The introduction of TrueView in December of 2010, however, gave users the option to skip pre-roll ads after watching for five seconds. Advertisers pay only when users watched 30 seconds of the ad or the entire ad (whichever length is shorter).
Surprisingly, pre-roll advertising is somewhat effective: The Next Web reported that 30% of YouTube visitors watch these ads. However, there is a rather wide range, as YouTube themselves have stated that they see anything from a 30% to an 80% skip rate on ads.
Furthermore, engagement with users who choose to watch ads is up to 273% higher than with users forced to view in-stream ads.
In other words, your success with pre-roll advertising on YouTube is dependent on a diverse range of factors and not just on how engaging your ad is. When developing your YouTube advertising campaign, consider the following:
- the type of ad that works best for your product/niche (in-stream, in-search, or in-display)
- mobile advertising
- ask yourself: is my ad engaging enough for users to want to watch past the five-second mark?
Video Marketing Across Multiple Networks
Although YouTube is by far the behemoth of video marketing, it’s important to remember other video hosting networks too: Daily Motion, Viddler, Vimeo, Hulu, and even Facebook, to mention just a few.

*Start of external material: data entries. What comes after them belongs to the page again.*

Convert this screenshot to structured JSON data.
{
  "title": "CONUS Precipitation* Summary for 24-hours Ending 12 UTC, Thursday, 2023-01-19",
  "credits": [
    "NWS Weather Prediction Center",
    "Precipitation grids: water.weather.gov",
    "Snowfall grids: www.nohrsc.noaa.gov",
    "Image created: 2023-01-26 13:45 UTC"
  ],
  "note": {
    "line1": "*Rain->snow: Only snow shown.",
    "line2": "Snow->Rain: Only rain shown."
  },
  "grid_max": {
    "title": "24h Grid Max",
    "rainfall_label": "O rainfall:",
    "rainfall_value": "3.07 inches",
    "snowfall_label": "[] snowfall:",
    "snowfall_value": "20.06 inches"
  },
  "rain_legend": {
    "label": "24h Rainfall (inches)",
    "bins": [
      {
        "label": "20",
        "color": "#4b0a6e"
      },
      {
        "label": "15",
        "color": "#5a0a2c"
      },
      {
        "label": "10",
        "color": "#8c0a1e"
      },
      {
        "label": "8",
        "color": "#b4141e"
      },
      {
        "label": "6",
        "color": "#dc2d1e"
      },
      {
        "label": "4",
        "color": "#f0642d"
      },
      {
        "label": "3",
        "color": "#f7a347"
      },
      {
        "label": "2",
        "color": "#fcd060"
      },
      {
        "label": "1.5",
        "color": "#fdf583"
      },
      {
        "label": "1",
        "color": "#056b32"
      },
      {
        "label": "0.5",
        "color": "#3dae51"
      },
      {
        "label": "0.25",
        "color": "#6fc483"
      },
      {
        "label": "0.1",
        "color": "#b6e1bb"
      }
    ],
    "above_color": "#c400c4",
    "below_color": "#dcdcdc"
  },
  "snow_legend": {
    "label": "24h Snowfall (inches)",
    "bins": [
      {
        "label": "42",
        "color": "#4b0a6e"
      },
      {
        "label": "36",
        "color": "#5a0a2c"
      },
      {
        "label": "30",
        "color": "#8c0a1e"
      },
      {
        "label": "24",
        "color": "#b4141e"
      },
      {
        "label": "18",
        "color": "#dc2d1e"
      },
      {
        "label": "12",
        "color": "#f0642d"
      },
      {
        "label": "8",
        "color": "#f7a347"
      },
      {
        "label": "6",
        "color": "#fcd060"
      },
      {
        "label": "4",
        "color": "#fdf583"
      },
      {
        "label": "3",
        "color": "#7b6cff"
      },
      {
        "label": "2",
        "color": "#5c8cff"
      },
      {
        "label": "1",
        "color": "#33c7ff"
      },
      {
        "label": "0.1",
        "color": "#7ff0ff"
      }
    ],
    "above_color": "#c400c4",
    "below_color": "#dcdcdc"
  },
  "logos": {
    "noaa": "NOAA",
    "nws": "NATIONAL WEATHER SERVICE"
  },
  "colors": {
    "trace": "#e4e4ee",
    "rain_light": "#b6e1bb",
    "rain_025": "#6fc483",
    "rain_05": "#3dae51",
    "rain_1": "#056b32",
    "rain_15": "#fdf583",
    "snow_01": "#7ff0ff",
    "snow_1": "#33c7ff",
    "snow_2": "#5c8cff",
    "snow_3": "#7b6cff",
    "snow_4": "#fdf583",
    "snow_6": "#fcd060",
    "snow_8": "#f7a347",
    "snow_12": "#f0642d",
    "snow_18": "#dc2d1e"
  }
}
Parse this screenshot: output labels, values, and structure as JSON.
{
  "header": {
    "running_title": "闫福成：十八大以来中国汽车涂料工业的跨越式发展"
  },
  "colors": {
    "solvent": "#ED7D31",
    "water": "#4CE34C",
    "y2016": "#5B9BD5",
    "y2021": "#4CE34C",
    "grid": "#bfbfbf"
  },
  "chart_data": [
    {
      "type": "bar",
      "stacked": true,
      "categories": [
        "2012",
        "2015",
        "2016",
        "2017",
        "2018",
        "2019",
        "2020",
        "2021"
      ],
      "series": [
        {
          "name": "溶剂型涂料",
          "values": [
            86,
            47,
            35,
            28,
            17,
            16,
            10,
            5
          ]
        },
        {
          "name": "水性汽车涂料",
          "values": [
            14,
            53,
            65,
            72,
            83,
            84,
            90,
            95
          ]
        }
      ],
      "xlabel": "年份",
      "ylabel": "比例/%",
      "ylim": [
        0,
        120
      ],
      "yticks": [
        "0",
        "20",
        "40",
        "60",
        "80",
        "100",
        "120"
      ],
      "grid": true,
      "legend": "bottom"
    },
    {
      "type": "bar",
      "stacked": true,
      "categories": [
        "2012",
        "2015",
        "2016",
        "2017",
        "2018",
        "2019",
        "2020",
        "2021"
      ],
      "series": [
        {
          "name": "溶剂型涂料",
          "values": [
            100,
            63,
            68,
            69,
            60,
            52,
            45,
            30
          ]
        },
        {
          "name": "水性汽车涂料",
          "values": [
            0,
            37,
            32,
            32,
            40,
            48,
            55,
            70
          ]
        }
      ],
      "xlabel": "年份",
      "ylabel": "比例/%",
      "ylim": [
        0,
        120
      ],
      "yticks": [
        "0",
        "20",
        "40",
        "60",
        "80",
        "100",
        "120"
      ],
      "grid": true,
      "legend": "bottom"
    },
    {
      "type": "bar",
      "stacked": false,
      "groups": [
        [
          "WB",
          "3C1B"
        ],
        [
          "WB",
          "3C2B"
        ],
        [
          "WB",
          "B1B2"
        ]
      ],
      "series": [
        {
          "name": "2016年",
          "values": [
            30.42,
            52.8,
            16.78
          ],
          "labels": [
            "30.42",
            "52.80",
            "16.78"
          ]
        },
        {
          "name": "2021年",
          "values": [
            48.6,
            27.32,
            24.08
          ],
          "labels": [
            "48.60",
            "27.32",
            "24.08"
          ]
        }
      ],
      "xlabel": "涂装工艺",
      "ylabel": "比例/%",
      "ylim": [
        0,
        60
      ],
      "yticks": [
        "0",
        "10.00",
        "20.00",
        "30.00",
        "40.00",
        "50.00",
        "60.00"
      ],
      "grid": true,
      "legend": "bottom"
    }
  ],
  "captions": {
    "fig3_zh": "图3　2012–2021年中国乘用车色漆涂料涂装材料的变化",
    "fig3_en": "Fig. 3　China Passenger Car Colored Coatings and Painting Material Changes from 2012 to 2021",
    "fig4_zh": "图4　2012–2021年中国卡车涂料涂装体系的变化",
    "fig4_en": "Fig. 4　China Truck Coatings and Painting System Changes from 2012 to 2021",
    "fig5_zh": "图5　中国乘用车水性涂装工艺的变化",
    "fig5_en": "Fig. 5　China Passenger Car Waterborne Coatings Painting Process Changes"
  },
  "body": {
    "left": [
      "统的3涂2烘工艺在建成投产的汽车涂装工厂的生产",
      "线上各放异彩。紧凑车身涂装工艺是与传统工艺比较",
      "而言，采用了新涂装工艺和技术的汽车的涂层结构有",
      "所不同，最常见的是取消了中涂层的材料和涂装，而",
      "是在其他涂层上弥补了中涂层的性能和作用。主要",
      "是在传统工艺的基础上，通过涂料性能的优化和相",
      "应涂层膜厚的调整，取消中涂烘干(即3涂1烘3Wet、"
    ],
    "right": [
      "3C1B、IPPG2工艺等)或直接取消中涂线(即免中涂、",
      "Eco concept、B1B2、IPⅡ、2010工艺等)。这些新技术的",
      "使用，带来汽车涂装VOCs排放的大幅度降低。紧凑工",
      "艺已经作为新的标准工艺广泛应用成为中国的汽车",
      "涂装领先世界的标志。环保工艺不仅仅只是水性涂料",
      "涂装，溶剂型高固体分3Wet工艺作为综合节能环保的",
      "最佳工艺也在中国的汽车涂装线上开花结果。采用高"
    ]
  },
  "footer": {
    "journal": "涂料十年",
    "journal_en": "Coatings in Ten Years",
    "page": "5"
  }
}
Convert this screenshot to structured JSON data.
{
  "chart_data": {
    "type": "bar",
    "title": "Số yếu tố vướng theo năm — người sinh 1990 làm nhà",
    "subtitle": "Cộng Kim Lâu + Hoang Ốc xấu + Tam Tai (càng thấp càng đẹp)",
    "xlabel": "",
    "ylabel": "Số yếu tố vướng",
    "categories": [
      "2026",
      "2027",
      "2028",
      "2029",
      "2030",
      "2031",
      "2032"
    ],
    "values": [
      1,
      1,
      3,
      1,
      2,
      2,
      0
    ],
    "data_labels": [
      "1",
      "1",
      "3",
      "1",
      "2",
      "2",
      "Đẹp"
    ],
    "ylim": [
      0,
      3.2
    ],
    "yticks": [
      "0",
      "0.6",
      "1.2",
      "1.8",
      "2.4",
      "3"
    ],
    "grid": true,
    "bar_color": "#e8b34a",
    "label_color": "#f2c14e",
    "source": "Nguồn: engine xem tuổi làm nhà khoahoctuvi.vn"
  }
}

Daily Motion for instance, is one of the top 100 sites in the world, with hundreds of millions of views monthly (TechCrunch). Combine that with the impressive traffic statistics that Hulu, Vimeo and the others earn, and multi-network video marketing is just too big a channel to ignore.
It’s also hard. In other words, signing up to and distributing video across each network isn’t the most invigorating job in the world.
One Load to the rescue.
One Load allows you to upload a video once, and distribute it to 18 different video networks all at once:
- Bright Cove
- Daily Motion
- Amazon S3
One Load do offer a free plan (with limited features), but you can call in to get quotes on a more advanced plan.
Video marketing isn’t cheap. It isn’t easy. And it certainly isn’t simple.
But it works.
How are you planning to use video marketing to take your business to the next level?